«Agasajados los embajadores—dice el señor Guichot—pasaron á la corte, donde el rey les dió solemne audiencia y los encaminó á Roma, donde llegaron ya muy entrado el año siguiente. A 3 de Noviembre de 1619 recibiólos el Pontífice en Consistorio público del Sacro Colegio de los Cardenales, con suma benignidad y agrado y de la misma manera los despidió, con respuestas y presentes de reliquias, pinturas y otras cosas sagradas.»

La espada que los embajadores dejaron á la ciudad se ha perdido, pero la carta existe, habiendo en 1882 testificado de su autenticidad, los japoneses que en aquél año visitaron nuestra ciudad, y posteriormente, en 1901, un catedrático de la Universidad de Yedo.

Para terminar, diré que el padre Luís Sotelo, al volver al Japón, cayó en manos del gobernador de Nagasaki en 1622, siendo preso y condenado á morir quemado á fuego lento, llevándose á cabo la bárbara sentencia en 25 de Agosto de 1624.

COFRADES Y TOROS

Entre las muchas hermandades de cofradías que en el siglo XVII estaban establecidas en Sevilla, se contaba la de las Negaciones y Lágrimas de San Pedro, que había sido organizada por los estudiantes del Colegio de Santa María de Jesús (Universidad), fundado por Maese Rodrigo, y que durante algún tiempo gozó de cierta prosperidad y desahogo.

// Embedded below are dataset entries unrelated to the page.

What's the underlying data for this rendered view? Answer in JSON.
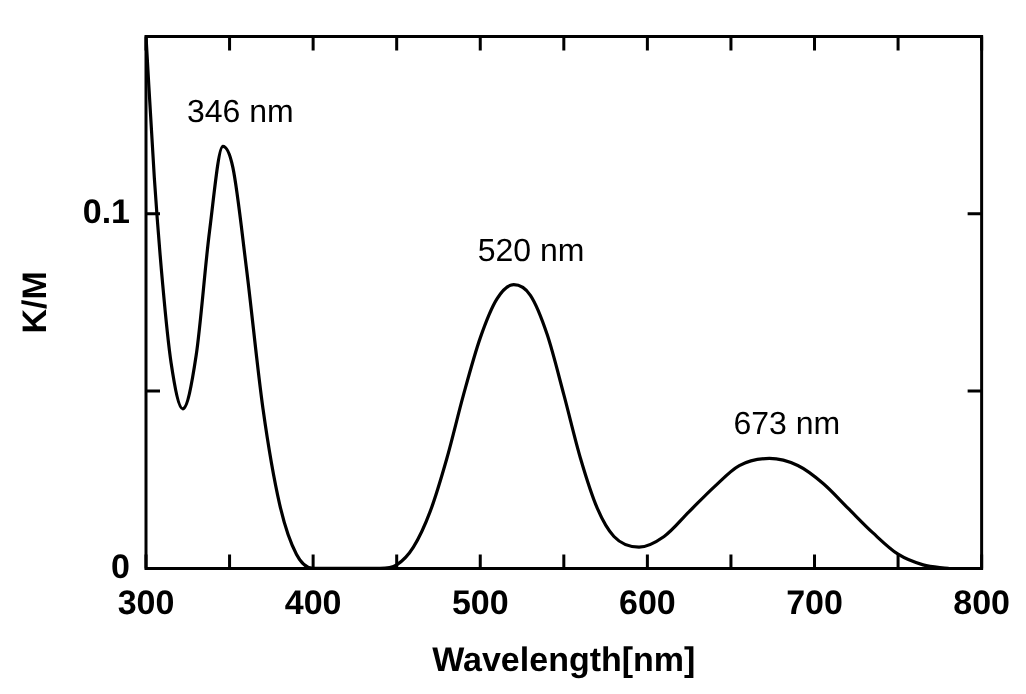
{
  "chart_data": {
    "type": "line",
    "xlabel": "Wavelength[nm]",
    "ylabel": "K/M",
    "x": [
      300,
      305,
      310,
      315,
      322,
      330,
      338,
      346,
      352,
      360,
      370,
      380,
      390,
      400,
      420,
      440,
      450,
      460,
      470,
      480,
      490,
      500,
      510,
      520,
      530,
      540,
      550,
      560,
      570,
      580,
      595,
      610,
      625,
      640,
      655,
      673,
      690,
      705,
      720,
      735,
      750,
      765,
      780
    ],
    "series": [
      {
        "color": "#000000",
        "values": [
          0.15,
          0.11,
          0.08,
          0.058,
          0.045,
          0.06,
          0.095,
          0.119,
          0.113,
          0.085,
          0.045,
          0.018,
          0.004,
          0,
          0,
          0,
          0.001,
          0.006,
          0.016,
          0.031,
          0.049,
          0.065,
          0.076,
          0.08,
          0.077,
          0.066,
          0.049,
          0.031,
          0.017,
          0.009,
          0.006,
          0.009,
          0.016,
          0.023,
          0.029,
          0.031,
          0.029,
          0.024,
          0.017,
          0.01,
          0.004,
          0.001,
          0
        ]
      }
    ],
    "xlim": [
      300,
      800
    ],
    "xticks": [
      300,
      {
        "value": 350,
        "label": null
      },
      400,
      {
        "value": 450,
        "label": null
      },
      500,
      {
        "value": 550,
        "label": null
      },
      600,
      {
        "value": 650,
        "label": null
      },
      700,
      {
        "value": 750,
        "label": null
      },
      800
    ],
    "ylim": [
      0,
      0.15
    ],
    "yticks": [
      0,
      {
        "value": 0.05,
        "label": null
      },
      0.1
    ],
    "annotations": [
      {
        "text": "346 nm",
        "x": 346,
        "y": 0.119
      },
      {
        "text": "520 nm",
        "x": 520,
        "y": 0.08
      },
      {
        "text": "673 nm",
        "x": 673,
        "y": 0.031
      }
    ],
    "grid": false,
    "legend": false,
    "marker": "none",
    "line_style": "solid"
  }
}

Esta hermandad, que debió establecerse en fecha posterior á la que señala Bermejo y Carballo en sus Glorias religiosas de Sevilla, hallábase instalada en la parroquia de San Miguel, cuando solicitó en 1628 permiso del Ayuntamiento para celebrar una corrida de toros en la Plaza del Duque, como se desprende de este documento, hasta ahora inédito, cuyo original existe en el Archivo municipal:

«Don Pedro Morel Alcalde de la cofradía nuevamente instituida Dolor de las tres negaciones de san Pedro sita en la parroquial de san Miguel desta Ciudad digo—que los hermanos de ella tenemos obligacion de hacer en cada año una fiesta en el tiempo que determinaremos á nuestro padre san Pedro y por ser esta la primera quisieramos hacerla más suntuosa corriendo unos toros sueltos en la plaza intitulada barrio del Duque. Por tanto—A V. E. Pido y suplico mande concedernos y nos conceda licencia para que podamos correr ocho toros y nos dé facultad para poder arrendar las bocas de las calles para limpieza y gastos de la dicha plaza del Duque.—Otro sí se nos de licencia que la carne de los dichos toros se pueda pesar en la carnecería ocho maravedís menos conforme á la sedula de los Sres. Jurados y pido justicia. † Don Pedro Morel

Esta solicitud fué leída en Cabildo que presidió el Asistente conde de la Puebla del Maestre en viernes 9 de Junio del citado año de 1628, acordándose lo siguiente, según consta en el acta capitular de dicho día y dice así:

«Leí la petición de don Pedro Morel alcalde de la cofradía nuevamente instituída dolor de las tres negociaciones de san Pedro en que dicen que quieren hacer la fiesta y piden licencia para correr ocho toros sueltos con atajar las calles y otras cosas que se contienen en la dicha petición;

Acordose de conformidad que no á lugar dar la licencia que piden para correr los toros sueltos ni atajarse las calles ni hacer tablados y que las partes acudan á S. S. de el señor conde asistente para que sirviendose de dar licencia para que estos toros se corran con conteros se sirva S. S. de mandar ser guardado la provición en el consumo de la carne.»